Michael Caine: no, Zulu doesn’t incite far-right extremism

issue 11 March 2023

Michael Caine is 90 this week, and he offers to accept questions by email, which he will then answer by email, as if we are communicating between galaxies. Normally this would bother me – gah, actors – but it is Michael Caine, so I can’t mind. Maurice Micklewhite’s invention Michael Caine – he named himself after The Caine Mutiny – is as luminous a piece of 20th-century British culture as Eleanor Rigby. There are some people you want to be happy. They deserve it. 

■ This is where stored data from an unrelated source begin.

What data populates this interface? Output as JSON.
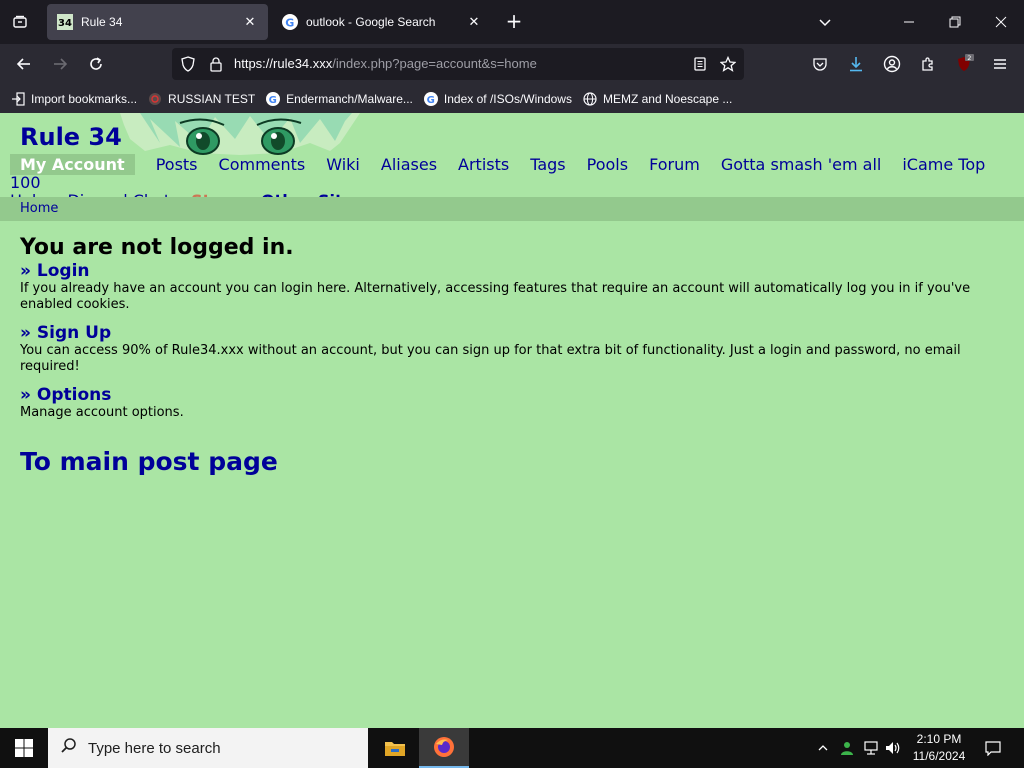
{
  "browser": {
    "tabs": [
      {
        "title": "Rule 34",
        "active": true
      },
      {
        "title": "outlook - Google Search",
        "active": false
      }
    ],
    "url": {
      "host": "https://rule34.xxx",
      "path": "/index.php?page=account&s=home"
    },
    "bookmarks": [
      {
        "label": "Import bookmarks...",
        "icon": "import-icon"
      },
      {
        "label": "RUSSIAN TEST",
        "icon": "site-icon"
      },
      {
        "label": "Endermanch/Malware...",
        "icon": "google-icon"
      },
      {
        "label": "Index of /ISOs/Windows",
        "icon": "google-icon"
      },
      {
        "label": "MEMZ and Noescape ...",
        "icon": "globe-icon"
      }
    ],
    "extension_badge": "2"
  },
  "site": {
    "title": "Rule 34",
    "nav": {
      "my_account": "My Account",
      "posts": "Posts",
      "comments": "Comments",
      "wiki": "Wiki",
      "aliases": "Aliases",
      "artists": "Artists",
      "tags": "Tags",
      "pools": "Pools",
      "forum": "Forum",
      "smash": "Gotta smash 'em all",
      "icame": "iCame Top 100",
      "help": "Help",
      "discord": "Discord Chat",
      "store": "Store",
      "other_sites": "Other Sites"
    },
    "breadcrumb": "Home"
  },
  "content": {
    "heading": "You are not logged in.",
    "sections": [
      {
        "link": "» Login",
        "text": "If you already have an account you can login here. Alternatively, accessing features that require an account will automatically log you in if you've enabled cookies."
      },
      {
        "link": "» Sign Up",
        "text": "You can access 90% of Rule34.xxx without an account, but you can sign up for that extra bit of functionality. Just a login and password, no email required!"
      },
      {
        "link": "» Options",
        "text": "Manage account options."
      }
    ],
    "main_link": "To main post page"
  },
  "taskbar": {
    "search_placeholder": "Type here to search",
    "time": "2:10 PM",
    "date": "11/6/2024"
  },
  "colors": {
    "page_bg": "#aae5a4",
    "link": "#000099",
    "store": "#cc7755",
    "nav_highlight": "#93c98d"
  }
}
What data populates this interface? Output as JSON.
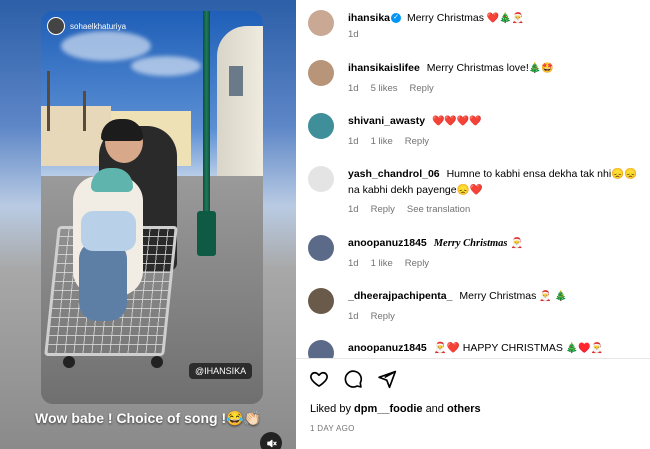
{
  "story": {
    "username": "sohaelkhaturiya",
    "tag": "@IHANSIKA",
    "caption": "Wow babe ! Choice of song !😂👏🏻"
  },
  "comments": [
    {
      "user": "ihansika",
      "verified": true,
      "text": "Merry Christmas",
      "emoji": "❤️🎄🎅",
      "time": "1d",
      "likes": "",
      "actions": [],
      "avatar_color": "#c9a993"
    },
    {
      "user": "ihansikaislifee",
      "verified": false,
      "text": "Merry Christmas love!",
      "emoji": "🎄🤩",
      "time": "1d",
      "likes": "5 likes",
      "actions": [
        "Reply"
      ],
      "avatar_color": "#b89478"
    },
    {
      "user": "shivani_awasty",
      "verified": false,
      "text": "",
      "emoji": "❤️❤️❤️❤️",
      "time": "1d",
      "likes": "1 like",
      "actions": [
        "Reply"
      ],
      "avatar_color": "#3e8f9a"
    },
    {
      "user": "yash_chandrol_06",
      "verified": false,
      "text": "Humne to kabhi ensa dekha tak nhi😞😞 na kabhi dekh payenge😞❤️",
      "emoji": "",
      "time": "1d",
      "likes": "",
      "actions": [
        "Reply",
        "See translation"
      ],
      "avatar_color": "#e4e4e4"
    },
    {
      "user": "anoopanuz1845",
      "verified": false,
      "text": "Merry Christmas",
      "emoji": "🎅",
      "time": "1d",
      "likes": "1 like",
      "actions": [
        "Reply"
      ],
      "avatar_color": "#5a6a88"
    },
    {
      "user": "_dheerajpachipenta_",
      "verified": false,
      "text": "Merry Christmas",
      "emoji": "🎅 🎄",
      "time": "1d",
      "likes": "",
      "actions": [
        "Reply"
      ],
      "avatar_color": "#6a5a4a"
    },
    {
      "user": "anoopanuz1845",
      "verified": false,
      "text": "🎅❤️ HAPPY CHRISTMAS",
      "emoji": "🎄♥️🎅",
      "time": "",
      "likes": "",
      "actions": [],
      "avatar_color": "#5a6a88"
    }
  ],
  "footer": {
    "liked_prefix": "Liked by",
    "liked_user": "dpm__foodie",
    "liked_and": "and",
    "liked_others": "others",
    "date": "1 DAY AGO"
  },
  "icons": {
    "heart": "heart-icon",
    "comment": "comment-icon",
    "share": "share-icon",
    "mute": "mute-icon"
  },
  "colors": {
    "verified": "#0095f6",
    "meta_text": "#737373",
    "heart": "#e0242a"
  }
}
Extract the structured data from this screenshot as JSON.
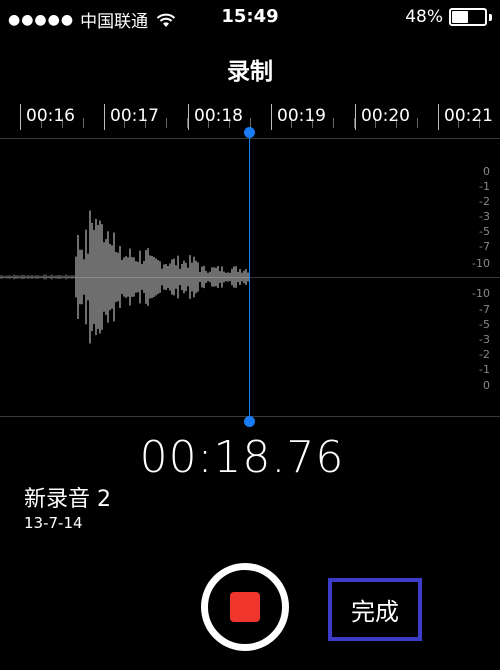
{
  "status_bar": {
    "signal_dots": "●●●●●",
    "carrier": "中国联通",
    "time": "15:49",
    "battery_percent": "48%",
    "battery_level": 0.48
  },
  "nav": {
    "title": "录制"
  },
  "timeline": {
    "labels": [
      "00:16",
      "00:17",
      "00:18",
      "00:19",
      "00:20",
      "00:21"
    ]
  },
  "meter": {
    "top_scale": [
      "0",
      "-1",
      "-2",
      "-3",
      "-5",
      "-7",
      "-10"
    ],
    "bottom_scale": [
      "-10",
      "-7",
      "-5",
      "-3",
      "-2",
      "-1",
      "0"
    ]
  },
  "elapsed_time": "00:18.76",
  "recording": {
    "name": "新录音 2",
    "date": "13-7-14"
  },
  "controls": {
    "done_label": "完成"
  },
  "colors": {
    "playhead": "#1a7cf5",
    "stop": "#f0352d",
    "done_highlight": "#3c3cc8"
  }
}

He replies quickly: this is a functional man. What did I expect? He has been nominated for an Academy Award six times in four separate decades, and won twice, and he is still working. This is work. 

‘I became an actor because I wanted to kiss a girl, and I got to kiss all of them’

‘There are no films I wish I hadn’t made,’ he says, and this is a singular attitude. John Gielgud would not have had the confidence to appear in Jaws: The Revenge and was not a big enough star for The Muppet Christmas Carol. ‘I got paid for all of them,’ he adds, and he bought his relations a house each. He didn’t even bother to read the script for The Swarm, a 1978 horror film in which bees gang up on him and Olivia de Havilland. His work ethic was Academy Award or a million dollars. He calls his career ‘a miracle without the slightest difficulty’. It’s not true, of course: he struggled for a decade in regional theatre. But confidence is his defining characteristic, and it gives him, among actors, a peculiar grace. 

This confidence is due to his mother, Ellen, I think, a cook and charwoman who loved him. He owes the most to her, he says. When his father, also called Maurice, a fish porter at Billingsgate, left to serve in the second world war Caine was six years old.